Husain Abdullah, a safety for the Kansas City Chiefs and a devout Muslim, was hit with a penalty flag during the Chiefs v. Patriots game on Sept. 29, sparking worldwide controversy over the double standard of religious rules in the NFL.

Abdullah scored his second career touchdown, slid into the end zone on his knees, and then hovered in prayer with his knees on the ground and his head to the turf. He was immediately hit with a 15 yard penalty. The referee cited unsportsmanlike conduct due to excessive celebration as reason for the flag.

The decision to penalize Abdullah was disconcerting to me as a religious activist and universal rule breaker. Upon replay of the scene, it appeared that there was no excessive celebration. It was a player quickly thanking his Allah for being blessed and thankful.

In the same way, Tim Tebow, a Christian and former quarterback for the Broncos, routinely knelt on one knee in prayer after scoring a touchdown. He was never penalized for his prayer, and was immediately supported by religious groups for showing his faith publicly.

So clearly, there is a religious double standard in the NFL.  More specifically, the problem seems not to be the act of prayer, but the one who is praying.  Though the referees insisted that Abdullah was penalized for sliding into the end zone, I have a sinking feeling he was penalized for being Muslim.

The Islamaphobia that seems to penetrate American culture has undoubtedly bled into mainstream U.S. sports leagues. While being a Christian is celebrated, being a Muslim is seemingly branded as “terroristic” and dubious to “American values.”

Wake up, America, we have no official religion. The Founding Fathers were non-sectarian.  We, citizens, need to start celebrating religious pluralism which is guaranteed by the First Amendment.
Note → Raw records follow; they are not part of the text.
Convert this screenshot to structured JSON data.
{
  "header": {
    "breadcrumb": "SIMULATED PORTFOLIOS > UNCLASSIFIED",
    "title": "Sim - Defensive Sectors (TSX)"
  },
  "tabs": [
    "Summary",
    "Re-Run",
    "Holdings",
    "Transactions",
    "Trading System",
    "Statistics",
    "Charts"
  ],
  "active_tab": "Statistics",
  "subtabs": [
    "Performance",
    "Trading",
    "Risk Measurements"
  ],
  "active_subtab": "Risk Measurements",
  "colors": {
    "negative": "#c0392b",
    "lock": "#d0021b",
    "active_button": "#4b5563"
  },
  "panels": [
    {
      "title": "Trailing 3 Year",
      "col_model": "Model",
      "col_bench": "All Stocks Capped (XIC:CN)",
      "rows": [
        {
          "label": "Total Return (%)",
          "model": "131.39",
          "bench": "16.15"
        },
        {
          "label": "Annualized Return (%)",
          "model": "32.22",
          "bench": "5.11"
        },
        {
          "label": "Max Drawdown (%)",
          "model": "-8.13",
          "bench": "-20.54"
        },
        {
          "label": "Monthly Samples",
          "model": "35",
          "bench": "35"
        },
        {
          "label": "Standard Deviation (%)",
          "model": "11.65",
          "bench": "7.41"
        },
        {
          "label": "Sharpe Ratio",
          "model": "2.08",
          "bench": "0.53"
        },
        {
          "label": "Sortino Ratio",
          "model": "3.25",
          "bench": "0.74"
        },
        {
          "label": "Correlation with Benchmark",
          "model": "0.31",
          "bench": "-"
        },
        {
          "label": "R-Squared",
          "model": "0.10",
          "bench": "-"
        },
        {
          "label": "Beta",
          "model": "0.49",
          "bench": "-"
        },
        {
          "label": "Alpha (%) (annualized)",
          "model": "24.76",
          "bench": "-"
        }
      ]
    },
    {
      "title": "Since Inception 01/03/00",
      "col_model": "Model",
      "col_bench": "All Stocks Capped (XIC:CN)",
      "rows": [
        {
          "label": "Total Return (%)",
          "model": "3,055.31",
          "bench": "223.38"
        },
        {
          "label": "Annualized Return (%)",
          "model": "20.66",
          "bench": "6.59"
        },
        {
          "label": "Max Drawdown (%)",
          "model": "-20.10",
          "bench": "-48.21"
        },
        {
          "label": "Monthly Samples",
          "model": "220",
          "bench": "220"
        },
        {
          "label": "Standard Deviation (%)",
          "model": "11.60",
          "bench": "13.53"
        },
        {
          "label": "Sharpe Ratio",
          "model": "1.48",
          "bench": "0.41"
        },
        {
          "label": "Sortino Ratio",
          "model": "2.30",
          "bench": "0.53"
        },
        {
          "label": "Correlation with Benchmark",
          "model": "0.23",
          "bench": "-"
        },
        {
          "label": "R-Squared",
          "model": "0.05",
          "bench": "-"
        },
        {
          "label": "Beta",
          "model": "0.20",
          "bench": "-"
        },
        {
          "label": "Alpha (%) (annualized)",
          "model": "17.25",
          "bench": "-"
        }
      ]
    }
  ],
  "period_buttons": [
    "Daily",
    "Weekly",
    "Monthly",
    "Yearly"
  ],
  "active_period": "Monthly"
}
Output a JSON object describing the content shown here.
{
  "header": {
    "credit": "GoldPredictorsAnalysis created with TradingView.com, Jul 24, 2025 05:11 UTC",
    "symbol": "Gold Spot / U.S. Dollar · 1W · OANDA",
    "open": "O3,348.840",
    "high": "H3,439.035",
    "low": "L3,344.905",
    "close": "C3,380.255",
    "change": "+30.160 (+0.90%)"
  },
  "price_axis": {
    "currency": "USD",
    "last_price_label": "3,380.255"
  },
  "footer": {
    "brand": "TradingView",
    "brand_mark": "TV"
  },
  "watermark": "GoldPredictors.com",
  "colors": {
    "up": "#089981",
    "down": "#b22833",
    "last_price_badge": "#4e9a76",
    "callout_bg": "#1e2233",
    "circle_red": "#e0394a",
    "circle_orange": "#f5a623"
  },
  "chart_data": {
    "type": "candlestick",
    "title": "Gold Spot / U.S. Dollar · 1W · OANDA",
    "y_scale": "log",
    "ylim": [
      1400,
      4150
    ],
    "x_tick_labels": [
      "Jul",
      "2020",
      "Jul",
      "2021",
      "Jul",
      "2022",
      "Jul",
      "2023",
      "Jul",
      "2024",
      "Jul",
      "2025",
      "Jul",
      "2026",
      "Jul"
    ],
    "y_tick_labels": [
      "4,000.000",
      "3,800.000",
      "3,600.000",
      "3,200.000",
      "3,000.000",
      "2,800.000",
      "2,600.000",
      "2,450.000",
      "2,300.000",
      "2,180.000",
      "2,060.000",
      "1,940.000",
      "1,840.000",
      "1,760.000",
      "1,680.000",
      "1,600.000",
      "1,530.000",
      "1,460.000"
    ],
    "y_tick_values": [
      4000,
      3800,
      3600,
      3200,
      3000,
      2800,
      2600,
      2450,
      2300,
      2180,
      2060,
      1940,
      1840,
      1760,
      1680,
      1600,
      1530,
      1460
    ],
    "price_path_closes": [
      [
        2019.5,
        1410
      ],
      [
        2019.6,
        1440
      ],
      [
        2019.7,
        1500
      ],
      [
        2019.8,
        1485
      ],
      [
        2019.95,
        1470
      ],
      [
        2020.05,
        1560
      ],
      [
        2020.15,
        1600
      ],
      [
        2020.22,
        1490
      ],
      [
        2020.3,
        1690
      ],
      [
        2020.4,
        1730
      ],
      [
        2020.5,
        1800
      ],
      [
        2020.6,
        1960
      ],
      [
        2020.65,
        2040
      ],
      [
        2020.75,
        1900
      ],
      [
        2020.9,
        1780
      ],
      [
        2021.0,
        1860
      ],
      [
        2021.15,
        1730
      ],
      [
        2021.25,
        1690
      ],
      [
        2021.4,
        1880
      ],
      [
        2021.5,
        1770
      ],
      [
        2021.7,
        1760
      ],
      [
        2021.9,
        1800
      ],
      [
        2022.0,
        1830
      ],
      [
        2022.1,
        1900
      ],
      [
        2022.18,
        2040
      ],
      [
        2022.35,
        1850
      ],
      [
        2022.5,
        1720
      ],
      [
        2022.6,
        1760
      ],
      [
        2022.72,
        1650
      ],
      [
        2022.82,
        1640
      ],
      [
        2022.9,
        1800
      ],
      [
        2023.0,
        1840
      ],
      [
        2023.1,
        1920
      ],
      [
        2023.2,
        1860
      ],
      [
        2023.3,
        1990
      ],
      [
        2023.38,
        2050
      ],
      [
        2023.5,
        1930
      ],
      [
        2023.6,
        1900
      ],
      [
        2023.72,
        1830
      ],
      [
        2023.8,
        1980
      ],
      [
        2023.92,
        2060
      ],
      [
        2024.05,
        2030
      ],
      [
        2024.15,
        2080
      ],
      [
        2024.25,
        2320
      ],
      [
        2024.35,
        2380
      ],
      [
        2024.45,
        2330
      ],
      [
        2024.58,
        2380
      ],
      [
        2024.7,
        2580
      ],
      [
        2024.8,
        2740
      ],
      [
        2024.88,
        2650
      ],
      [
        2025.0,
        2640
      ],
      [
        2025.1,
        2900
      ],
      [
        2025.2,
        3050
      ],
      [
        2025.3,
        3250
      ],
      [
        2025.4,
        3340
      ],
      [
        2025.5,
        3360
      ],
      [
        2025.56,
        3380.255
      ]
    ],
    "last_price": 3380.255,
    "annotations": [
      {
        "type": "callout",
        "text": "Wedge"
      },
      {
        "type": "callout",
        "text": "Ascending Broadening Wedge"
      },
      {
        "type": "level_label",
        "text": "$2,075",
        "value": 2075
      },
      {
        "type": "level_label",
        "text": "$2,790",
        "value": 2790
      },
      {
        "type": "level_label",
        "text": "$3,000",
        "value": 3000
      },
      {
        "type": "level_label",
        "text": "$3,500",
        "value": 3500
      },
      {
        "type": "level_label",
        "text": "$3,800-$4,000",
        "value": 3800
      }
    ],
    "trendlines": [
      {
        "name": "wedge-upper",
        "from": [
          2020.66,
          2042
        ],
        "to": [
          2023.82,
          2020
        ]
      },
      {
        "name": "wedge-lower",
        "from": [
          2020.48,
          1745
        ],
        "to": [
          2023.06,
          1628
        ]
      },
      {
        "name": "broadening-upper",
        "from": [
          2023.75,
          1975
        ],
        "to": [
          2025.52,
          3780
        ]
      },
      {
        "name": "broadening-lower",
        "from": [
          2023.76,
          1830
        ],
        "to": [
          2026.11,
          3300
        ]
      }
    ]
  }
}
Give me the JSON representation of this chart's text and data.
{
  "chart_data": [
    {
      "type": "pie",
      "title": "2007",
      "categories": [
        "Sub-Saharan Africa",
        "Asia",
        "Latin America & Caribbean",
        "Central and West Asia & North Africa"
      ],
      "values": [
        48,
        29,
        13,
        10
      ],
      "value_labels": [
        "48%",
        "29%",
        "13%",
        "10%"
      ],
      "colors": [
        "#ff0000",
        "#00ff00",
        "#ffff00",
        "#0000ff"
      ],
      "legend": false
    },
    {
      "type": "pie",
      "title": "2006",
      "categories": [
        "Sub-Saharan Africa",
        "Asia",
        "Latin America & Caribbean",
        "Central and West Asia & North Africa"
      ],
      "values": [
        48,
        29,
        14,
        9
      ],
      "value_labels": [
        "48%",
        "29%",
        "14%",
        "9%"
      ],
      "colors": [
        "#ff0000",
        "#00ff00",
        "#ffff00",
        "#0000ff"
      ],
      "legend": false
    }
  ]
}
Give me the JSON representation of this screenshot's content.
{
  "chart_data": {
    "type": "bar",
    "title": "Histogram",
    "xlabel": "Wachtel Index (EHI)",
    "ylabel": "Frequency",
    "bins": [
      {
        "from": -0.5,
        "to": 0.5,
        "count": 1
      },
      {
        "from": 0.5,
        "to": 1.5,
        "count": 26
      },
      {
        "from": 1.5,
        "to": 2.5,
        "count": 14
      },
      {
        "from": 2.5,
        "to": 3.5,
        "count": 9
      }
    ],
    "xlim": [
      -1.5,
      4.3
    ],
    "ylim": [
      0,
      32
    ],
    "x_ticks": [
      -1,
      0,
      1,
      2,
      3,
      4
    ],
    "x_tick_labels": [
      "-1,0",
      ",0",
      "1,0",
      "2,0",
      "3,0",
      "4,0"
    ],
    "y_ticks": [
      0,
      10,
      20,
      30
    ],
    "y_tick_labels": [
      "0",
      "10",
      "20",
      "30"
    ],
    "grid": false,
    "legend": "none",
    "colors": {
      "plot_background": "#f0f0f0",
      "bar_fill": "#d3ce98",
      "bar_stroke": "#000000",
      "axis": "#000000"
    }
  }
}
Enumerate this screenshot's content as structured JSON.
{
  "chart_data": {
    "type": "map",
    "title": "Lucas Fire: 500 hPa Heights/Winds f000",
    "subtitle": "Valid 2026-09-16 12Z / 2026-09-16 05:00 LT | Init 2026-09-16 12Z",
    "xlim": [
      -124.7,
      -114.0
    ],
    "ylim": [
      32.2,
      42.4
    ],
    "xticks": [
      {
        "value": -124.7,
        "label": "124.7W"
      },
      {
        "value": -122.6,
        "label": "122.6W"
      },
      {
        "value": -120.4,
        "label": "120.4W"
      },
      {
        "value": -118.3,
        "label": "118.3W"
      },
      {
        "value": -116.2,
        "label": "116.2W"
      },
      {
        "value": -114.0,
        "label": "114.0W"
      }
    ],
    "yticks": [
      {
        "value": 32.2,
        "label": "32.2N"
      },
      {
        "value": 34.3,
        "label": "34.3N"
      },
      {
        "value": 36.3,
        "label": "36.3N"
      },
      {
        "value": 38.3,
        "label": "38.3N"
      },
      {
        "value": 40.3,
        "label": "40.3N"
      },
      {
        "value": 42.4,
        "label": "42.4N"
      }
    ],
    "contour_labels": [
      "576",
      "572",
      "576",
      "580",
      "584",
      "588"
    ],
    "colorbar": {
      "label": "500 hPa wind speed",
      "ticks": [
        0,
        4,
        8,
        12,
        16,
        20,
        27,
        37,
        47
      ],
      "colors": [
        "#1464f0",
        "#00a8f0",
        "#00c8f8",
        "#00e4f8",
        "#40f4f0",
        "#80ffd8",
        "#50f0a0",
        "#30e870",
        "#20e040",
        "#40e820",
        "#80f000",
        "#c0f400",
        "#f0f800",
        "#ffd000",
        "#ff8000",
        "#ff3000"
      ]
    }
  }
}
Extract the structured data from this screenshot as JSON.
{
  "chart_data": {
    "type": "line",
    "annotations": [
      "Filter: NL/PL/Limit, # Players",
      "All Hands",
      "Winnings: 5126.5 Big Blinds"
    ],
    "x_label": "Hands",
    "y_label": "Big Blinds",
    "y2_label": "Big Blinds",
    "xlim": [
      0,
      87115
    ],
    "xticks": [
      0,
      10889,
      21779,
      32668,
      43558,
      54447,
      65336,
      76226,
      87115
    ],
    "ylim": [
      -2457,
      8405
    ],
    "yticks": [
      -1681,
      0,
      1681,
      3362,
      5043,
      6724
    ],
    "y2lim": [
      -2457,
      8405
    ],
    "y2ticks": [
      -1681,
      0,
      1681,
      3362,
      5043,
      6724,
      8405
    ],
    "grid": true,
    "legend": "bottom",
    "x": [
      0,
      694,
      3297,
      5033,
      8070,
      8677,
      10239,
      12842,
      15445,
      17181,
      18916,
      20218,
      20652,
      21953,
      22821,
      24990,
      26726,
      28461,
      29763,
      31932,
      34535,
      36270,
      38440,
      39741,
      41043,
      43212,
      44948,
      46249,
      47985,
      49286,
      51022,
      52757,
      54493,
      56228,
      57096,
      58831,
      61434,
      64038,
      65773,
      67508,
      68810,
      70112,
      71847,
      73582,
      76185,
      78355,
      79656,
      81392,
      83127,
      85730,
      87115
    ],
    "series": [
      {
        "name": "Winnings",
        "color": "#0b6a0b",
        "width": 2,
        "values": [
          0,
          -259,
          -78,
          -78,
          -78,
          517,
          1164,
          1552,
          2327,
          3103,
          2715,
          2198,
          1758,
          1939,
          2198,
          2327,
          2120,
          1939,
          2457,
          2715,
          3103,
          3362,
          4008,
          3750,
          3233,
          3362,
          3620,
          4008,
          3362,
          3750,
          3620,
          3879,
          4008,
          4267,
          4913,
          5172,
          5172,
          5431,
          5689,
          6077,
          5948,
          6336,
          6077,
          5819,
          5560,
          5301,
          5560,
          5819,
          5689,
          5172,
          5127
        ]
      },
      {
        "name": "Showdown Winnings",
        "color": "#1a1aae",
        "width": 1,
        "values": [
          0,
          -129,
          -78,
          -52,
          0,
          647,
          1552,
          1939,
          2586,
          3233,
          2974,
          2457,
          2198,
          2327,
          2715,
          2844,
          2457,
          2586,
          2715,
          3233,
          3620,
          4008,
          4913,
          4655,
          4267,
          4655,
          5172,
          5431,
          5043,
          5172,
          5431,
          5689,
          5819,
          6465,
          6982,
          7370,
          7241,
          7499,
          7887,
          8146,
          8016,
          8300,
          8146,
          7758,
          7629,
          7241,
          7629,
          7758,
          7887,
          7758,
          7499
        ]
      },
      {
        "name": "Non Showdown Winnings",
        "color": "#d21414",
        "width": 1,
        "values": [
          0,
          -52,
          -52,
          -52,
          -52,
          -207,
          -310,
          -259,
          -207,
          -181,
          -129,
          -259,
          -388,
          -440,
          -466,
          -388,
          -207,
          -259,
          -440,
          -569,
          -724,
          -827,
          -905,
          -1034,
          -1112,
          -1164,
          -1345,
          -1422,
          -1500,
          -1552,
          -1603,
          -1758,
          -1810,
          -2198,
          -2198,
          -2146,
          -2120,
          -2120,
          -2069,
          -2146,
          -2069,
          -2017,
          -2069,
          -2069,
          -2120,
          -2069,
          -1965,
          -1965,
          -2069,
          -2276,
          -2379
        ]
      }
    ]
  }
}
Once, at a press conference, Abdullah stated that he would immediately go to the ground and thank Allah if he was to score. That is exactly what he did on Sept. 29. He has never been ashamed of his religion and religious practices. It seems to me that the only people who should be ashamed are citizens who penalize others, through an innocuous incident, for their choice of god.

Whether or not this incident was deliberate or unintentional Islamophobia, we all need to be aware of the rampant prejudice against Muslims, and other religious minorities, in America. We should not be afraid to call out the NFL, or our own neighbor, on their shameful prejudices.